“[…] ai vertici di Cosa nostra era arrivata come una trattativa avviata ed arenata. Questo – non solamente questo, certo, ma anche questo – ha comportato una decisione i cui risultati sono negli atti di questo processo”. Così disse nel 1998 il pm Gabriele Chelazzi durante la requisitoria per le stragi del 1993, primo dibattimento.

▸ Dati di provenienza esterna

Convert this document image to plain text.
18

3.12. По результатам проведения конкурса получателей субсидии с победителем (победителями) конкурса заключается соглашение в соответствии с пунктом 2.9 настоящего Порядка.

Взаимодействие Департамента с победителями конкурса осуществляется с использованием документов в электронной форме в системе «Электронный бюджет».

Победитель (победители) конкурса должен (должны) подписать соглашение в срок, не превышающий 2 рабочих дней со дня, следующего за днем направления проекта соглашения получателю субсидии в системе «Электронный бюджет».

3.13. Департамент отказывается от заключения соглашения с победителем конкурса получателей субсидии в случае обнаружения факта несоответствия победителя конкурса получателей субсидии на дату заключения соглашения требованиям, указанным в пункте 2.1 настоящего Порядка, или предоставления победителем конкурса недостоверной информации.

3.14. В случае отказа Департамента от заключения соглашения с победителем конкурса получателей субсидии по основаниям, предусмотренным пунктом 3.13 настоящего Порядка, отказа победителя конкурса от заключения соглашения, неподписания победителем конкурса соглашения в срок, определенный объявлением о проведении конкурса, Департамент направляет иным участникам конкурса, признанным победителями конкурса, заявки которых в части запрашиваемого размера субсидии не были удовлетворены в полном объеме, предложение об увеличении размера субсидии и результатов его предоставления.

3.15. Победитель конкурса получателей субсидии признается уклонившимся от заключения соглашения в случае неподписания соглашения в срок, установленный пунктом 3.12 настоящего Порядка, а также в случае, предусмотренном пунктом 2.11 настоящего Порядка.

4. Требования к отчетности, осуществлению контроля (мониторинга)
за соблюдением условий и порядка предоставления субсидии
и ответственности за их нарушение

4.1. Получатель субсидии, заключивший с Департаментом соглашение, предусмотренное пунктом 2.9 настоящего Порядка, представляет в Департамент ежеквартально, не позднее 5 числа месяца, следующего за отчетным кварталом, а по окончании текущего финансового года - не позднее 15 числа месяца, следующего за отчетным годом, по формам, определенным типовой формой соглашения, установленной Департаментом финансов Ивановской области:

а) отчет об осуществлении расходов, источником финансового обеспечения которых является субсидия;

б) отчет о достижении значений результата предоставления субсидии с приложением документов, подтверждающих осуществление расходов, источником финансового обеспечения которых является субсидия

Non aveva ancora in mano sentenze passate in giudicato né c’era ancora stata la tanto discussa sentenza di Cassazione al boss Francesco Tagliavia, che sanciva l’esistenza della trattativa, ma che la strage di via dei Georgofili fosse stata il risultato di quella “sofisticata tecnica investigativa” – così come è stata definita in tutti questi anni – era indubbio anche per Gabriele Chelazzi già allora.
E’ d’obbligo la frase “aspettiamo le motivazioni di sentenza”, e la pronunciamo. Ma, dopo 25 anni di battaglie, se non sapessimo ancora perché i nostri figli sono morti vorrebbe dire che non ci siamo dedicati a sufficienza a cercare le prove.
Venticinque anni sono tanti ma la strage è uno di quei reati che non cade mai in prescrizione. Abbiamo tempo, abbiamo eredi e con fede aspettiamo che chi fino a ieri ha cercato mille scuse per non fare il proprio dovere, ora con indagini accurate proceda a rinvio a giudizio dei “concorrenti di Cosa nostra” per la strage di via dei Georgofili e per le stragi del 1993. Indagini inerenti i mandanti oltre Cosa nostra sono state aperte per la terza volta a Firenze, così hanno riportato i quotidiani il 31 ottobre scorso. Noi chiediamo solo un dibattimento: nel bene o nel male abbiamo bisogno di verità.
A chi ha perso i figli sotto il tritolo non si può chiedere di accettare la dicitura “tecniche investigative”.